Is this necessary? Just because the caller stored 4 bytes doesn't mean we have to load 4. You might make some kind of efficiency argument if you expect most arithmetic to be done on i32 (as in C code), but I don't think this really helps there anyway because the G_SEXT/G_ZEXT will still exist in the MIR.

Also, if this really is necessary the MMO is misrecording the size of the memory operation.

rovka added a comment.Dec 19 2016, 7:43 AM
lib/Target/ARM/ARMCallLowering.cpp
134–142 ↗(On Diff #81569)

Well, actually we're not generating a G_ZEXT or G_SEXT here... Should we?

It looks like the simplest thing to do, but OTOH it's the caller's job to generate the extension, so if we did anything here we'd just be duplicating the caller's work (and introducing a potential source of bugs).

I'm not sure what the best course of action is:

  • Keep the size and generate the G_LOAD + G_ZEXT/G_SEXT instructions
  • Generate G_LOAD with size 4
  • Generate LDRi12 directly as in this patch

Are we breaking any assumptions if we choose one of the last 2? Would that be premature optimization?

rovka updated this revision to Diff 85007.Jan 19 2017, 12:27 PM
rovka edited the summary of this revision. (Show Details)

I've been thinking about this a bit more and I think it's better to generate a G_LOAD, but for a size of 4 so that we preserve the extension performed by the caller.
This is achieved by changing the type of the virtual register that we're supposed to load into to a 32-bit scalar (which is sufficient for now, since we only support scalars at the moment). I've also fixed the size of the memory operand, which was wrong in the previous versions of the patch.
Let me know what you think.
Thanks.

rengolin added inline comments.Jan 23 2017, 9:02 AM
lib/Target/ARM/ARMCallLowering.cpp
134–142 ↗(On Diff #81569)

I believe we should start with generating the right load (B/H/W) and Z/S-extend.

It may duplicate the caller's work (since it was their job), but it's also safer if the caller is not following the ABI.

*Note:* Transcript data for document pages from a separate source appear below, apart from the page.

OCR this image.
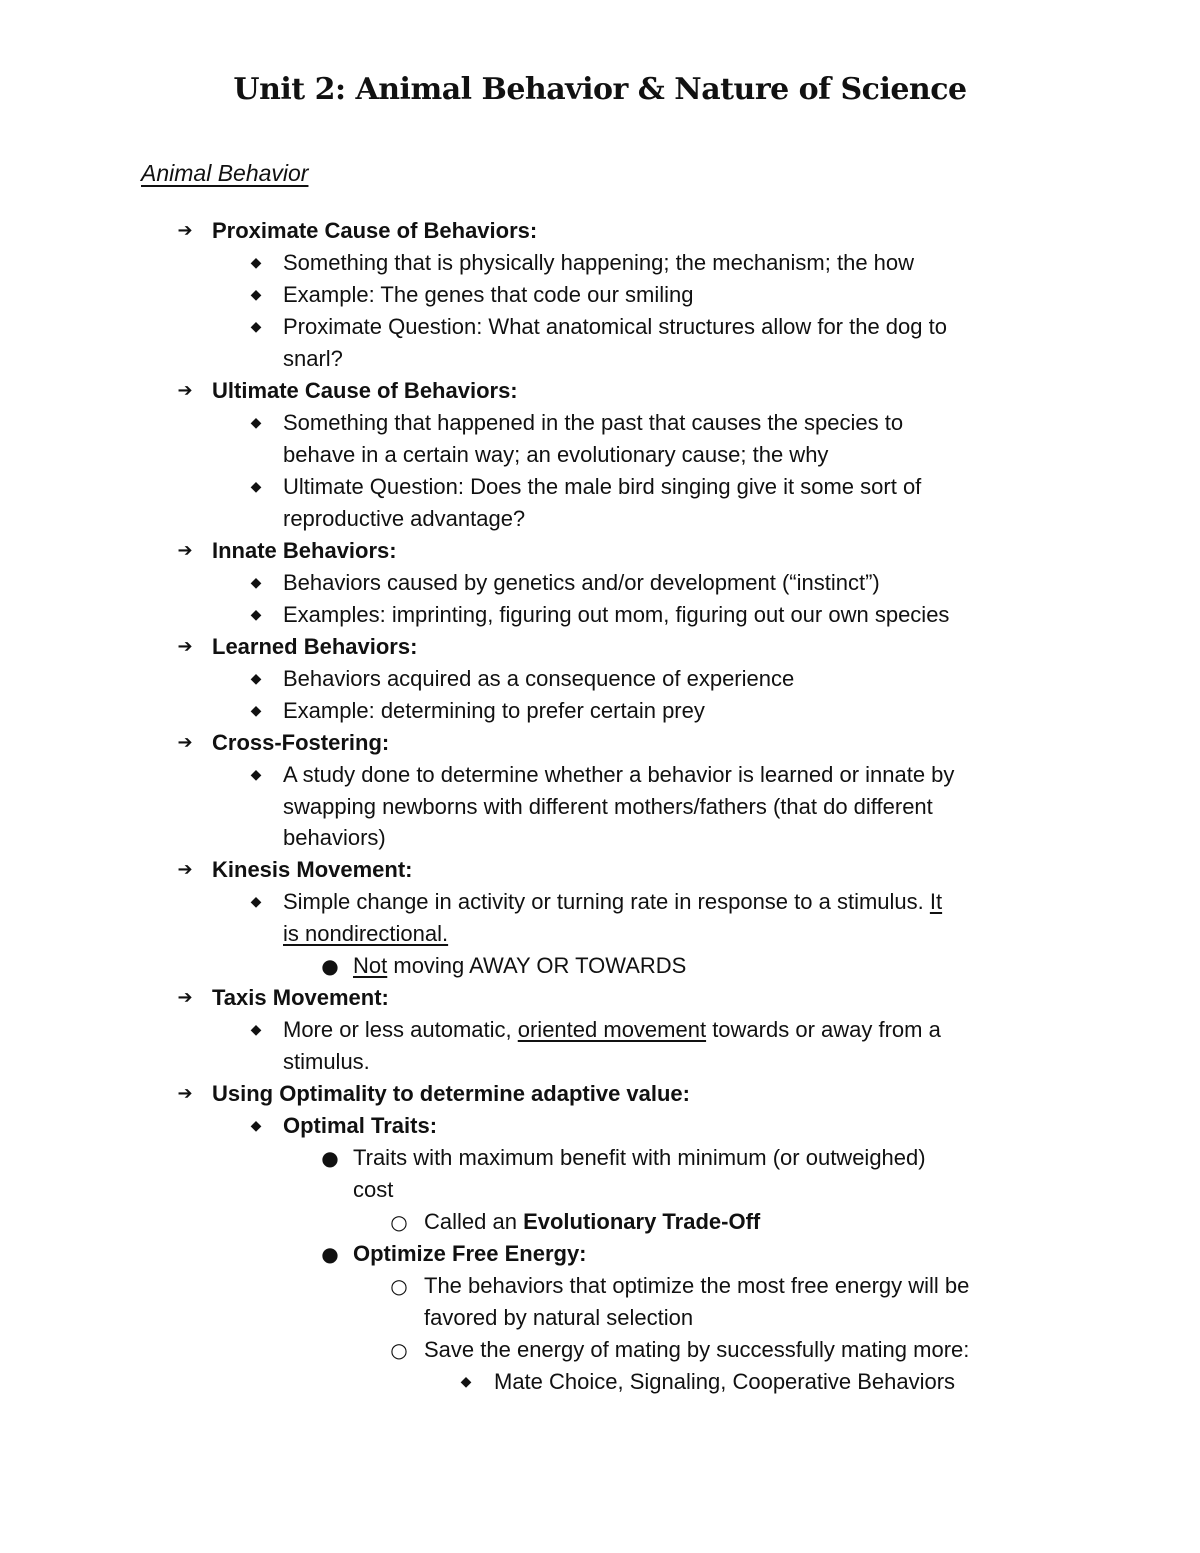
Unit 2: Animal Behavior & Nature of Science
Animal Behavior
➔ Proximate Cause of Behaviors:
◆ Something that is physically happening; the mechanism; the how
◆ Example: The genes that code our smiling
◆ Proximate Question: What anatomical structures allow for the dog to
snarl?
➔ Ultimate Cause of Behaviors:
◆ Something that happened in the past that causes the species to
behave in a certain way; an evolutionary cause; the why
◆ Ultimate Question: Does the male bird singing give it some sort of
reproductive advantage?
➔ Innate Behaviors:
◆ Behaviors caused by genetics and/or development (“instinct”)
◆ Examples: imprinting, figuring out mom, figuring out our own species
➔ Learned Behaviors:
◆ Behaviors acquired as a consequence of experience
◆ Example: determining to prefer certain prey
➔ Cross-Fostering:
◆ A study done to determine whether a behavior is learned or innate by
swapping newborns with different mothers/fathers (that do different
behaviors)
➔ Kinesis Movement:
◆ Simple change in activity or turning rate in response to a stimulus. It
is nondirectional.
● Not moving AWAY OR TOWARDS
➔ Taxis Movement:
◆ More or less automatic, oriented movement towards or away from a
stimulus.
➔ Using Optimality to determine adaptive value:
◆ Optimal Traits:
● Traits with maximum benefit with minimum (or outweighed)
cost
○ Called an Evolutionary Trade-Off
● Optimize Free Energy:
○ The behaviors that optimize the most free energy will be
favored by natural selection
○ Save the energy of mating by successfully mating more:
◆ Mate Choice, Signaling, Cooperative Behaviors
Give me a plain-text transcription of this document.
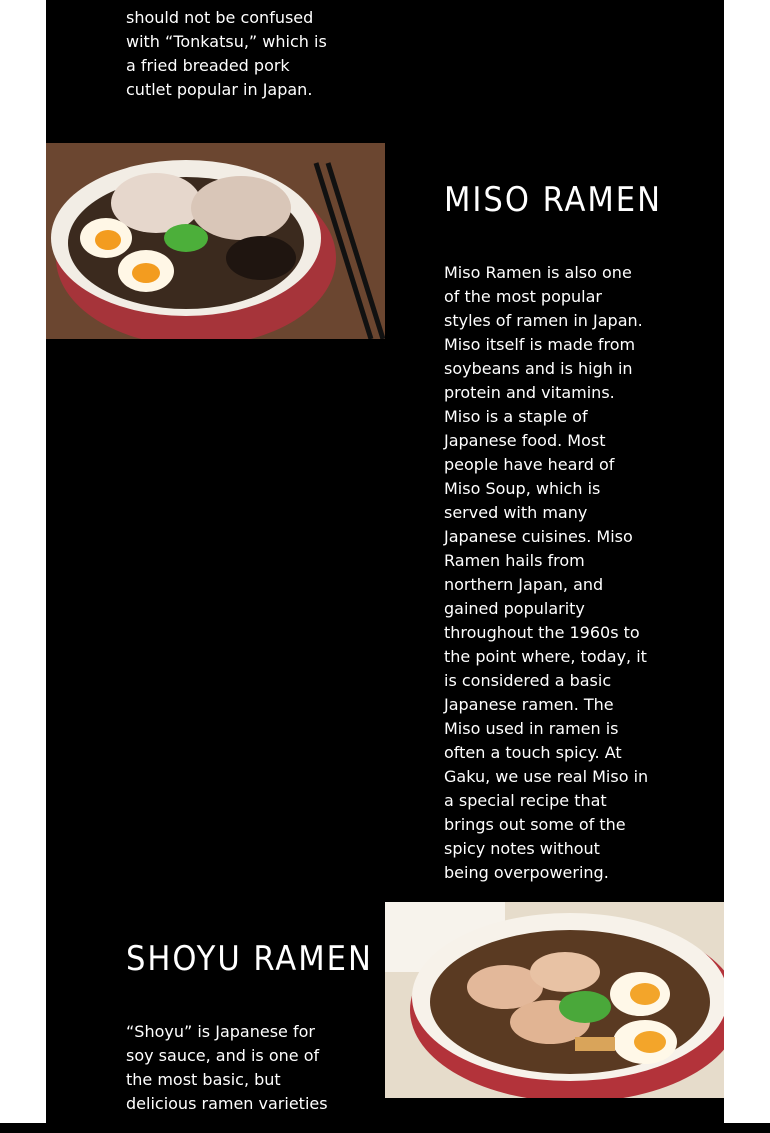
should not be confused with “Tonkatsu,” which is a fried breaded pork cutlet popular in Japan.

MISO RAMEN

Miso Ramen is also one of the most popular styles of ramen in Japan. Miso itself is made from soybeans and is high in protein and vitamins. Miso is a staple of Japanese food. Most people have heard of Miso Soup, which is served with many Japanese cuisines. Miso Ramen hails from northern Japan, and gained popularity throughout the 1960s to the point where, today, it is considered a basic Japanese ramen. The Miso used in ramen is often a touch spicy. At Gaku, we use real Miso in a special recipe that brings out some of the spicy notes without being overpowering.

SHOYU RAMEN

“Shoyu” is Japanese for soy sauce, and is one of the most basic, but delicious ramen varieties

Why would that matter, well, because we support multiple ABIs, and I don't claim to know all of them by heart.

So, we implement the safe option now, and later on optimise for specific ABIs if we can guarantee it'll be safe there, too.

rovka added inline comments.Jan 25 2017, 2:18 AM
lib/Target/ARM/ARMCallLowering.cpp
134–142 ↗(On Diff #81569)

I'm not sure I understand why you think it's safer to duplicate the caller's work. Wherever there's duplication, there's the possibility of going out-of-sync between the two sides, and I don't think guarding against the caller not following the ABI is worth that risk. Also, by doing the extension to 32 bits we're already assuming *something* about the ABI. Are you thinking about something in particular about an ABI that would break if we just load those 32 bits? FWIW, the current instruction selection just loads 32 bits for every calling convention supported by ARM (except for ghccc, which just asserts).

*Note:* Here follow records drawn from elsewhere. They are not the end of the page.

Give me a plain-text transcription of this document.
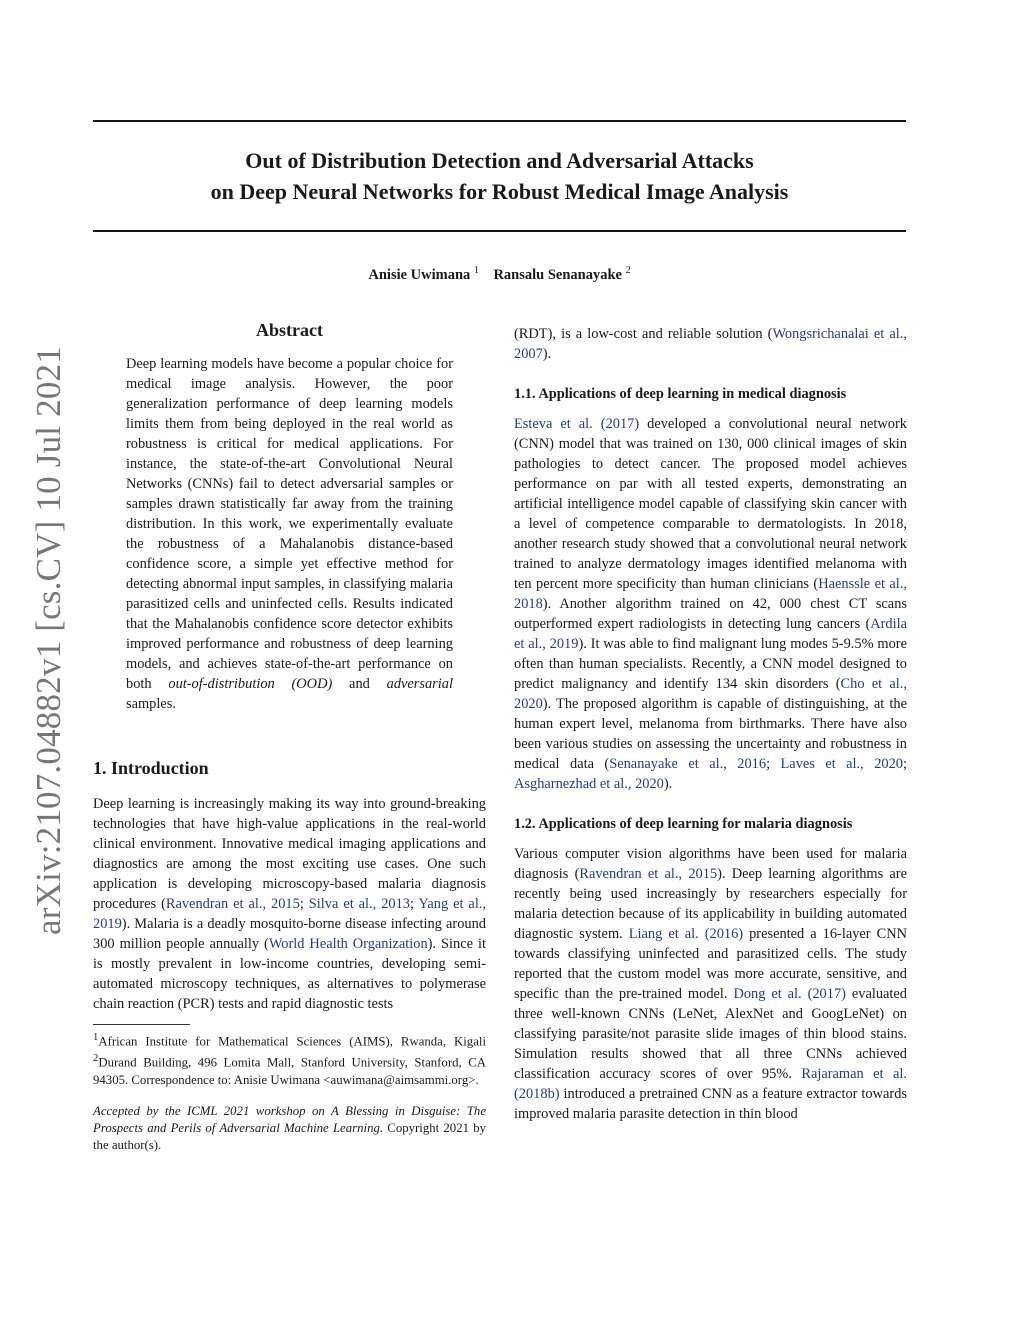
Out of Distribution Detection and Adversarial Attacks
on Deep Neural Networks for Robust Medical Image Analysis
Anisie Uwimana $^1$ Ransalu Senanayake $^2$
arXiv:2107.04882v1 [cs.CV] 10 Jul 2021
Abstract

Deep learning models have become a popular choice for medical image analysis. However, the poor generalization performance of deep learning models limits them from being deployed in the real world as robustness is critical for medical applications. For instance, the state-of-the-art Convolutional Neural Networks (CNNs) fail to detect adversarial samples or samples drawn statistically far away from the training distribution. In this work, we experimentally evaluate the robustness of a Mahalanobis distance-based confidence score, a simple yet effective method for detecting abnormal input samples, in classifying malaria parasitized cells and uninfected cells. Results indicated that the Mahalanobis confidence score detector exhibits improved performance and robustness of deep learning models, and achieves state-of-the-art performance on both out-of-distribution (OOD) and adversarial samples.

1. Introduction

Deep learning is increasingly making its way into ground-breaking technologies that have high-value applications in the real-world clinical environment. Innovative medical imaging applications and diagnostics are among the most exciting use cases. One such application is developing microscopy-based malaria diagnosis procedures (Ravendran et al., 2015; Silva et al., 2013; Yang et al., 2019). Malaria is a deadly mosquito-borne disease infecting around 300 million people annually (World Health Organization). Since it is mostly prevalent in low-income countries, developing semi-automated microscopy techniques, as alternatives to polymerase chain reaction (PCR) tests and rapid diagnostic tests

$^1$African Institute for Mathematical Sciences (AIMS), Rwanda, Kigali $^2$Durand Building, 496 Lomita Mall, Stanford University, Stanford, CA 94305. Correspondence to: Anisie Uwimana <auwimana@aimsammi.org>.

Accepted by the ICML 2021 workshop on A Blessing in Disguise: The Prospects and Perils of Adversarial Machine Learning. Copyright 2021 by the author(s).

(RDT), is a low-cost and reliable solution (Wongsrichanalai et al., 2007).

1.1. Applications of deep learning in medical diagnosis

Esteva et al. (2017) developed a convolutional neural network (CNN) model that was trained on 130, 000 clinical images of skin pathologies to detect cancer. The proposed model achieves performance on par with all tested experts, demonstrating an artificial intelligence model capable of classifying skin cancer with a level of competence comparable to dermatologists. In 2018, another research study showed that a convolutional neural network trained to analyze dermatology images identified melanoma with ten percent more specificity than human clinicians (Haenssle et al., 2018). Another algorithm trained on 42, 000 chest CT scans outperformed expert radiologists in detecting lung cancers (Ardila et al., 2019). It was able to find malignant lung modes 5-9.5% more often than human specialists. Recently, a CNN model designed to predict malignancy and identify 134 skin disorders (Cho et al., 2020). The proposed algorithm is capable of distinguishing, at the human expert level, melanoma from birthmarks. There have also been various studies on assessing the uncertainty and robustness in medical data (Senanayake et al., 2016; Laves et al., 2020; Asgharnezhad et al., 2020).

1.2. Applications of deep learning for malaria diagnosis

Various computer vision algorithms have been used for malaria diagnosis (Ravendran et al., 2015). Deep learning algorithms are recently being used increasingly by researchers especially for malaria detection because of its applicability in building automated diagnostic system. Liang et al. (2016) presented a 16-layer CNN towards classifying uninfected and parasitized cells. The study reported that the custom model was more accurate, sensitive, and specific than the pre-trained model. Dong et al. (2017) evaluated three well-known CNNs (LeNet, AlexNet and GoogLeNet) on classifying parasite/not parasite slide images of thin blood stains. Simulation results showed that all three CNNs achieved classification accuracy scores of over 95%. Rajaraman et al. (2018b) introduced a pretrained CNN as a feature extractor towards improved malaria parasite detection in thin blood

rengolin accepted this revision.Jan 25 2017, 3:21 AM
rengolin added inline comments.
lib/Target/ARM/ARMCallLowering.cpp
134–142 ↗(On Diff #81569)

I was under the impression that Tim had knowledge of some ABI (Apple) that didn't follow that rule. Re-reading his comment now it seems it was just a point to optimisation, which should not be our worry for now.

If the current selector does this, than not changing behaviour is the way to go. Bonus points for following the ABI. :)

This revision is now accepted and ready to land.Jan 25 2017, 3:21 AM
This revision was automatically updated to reflect the committed changes.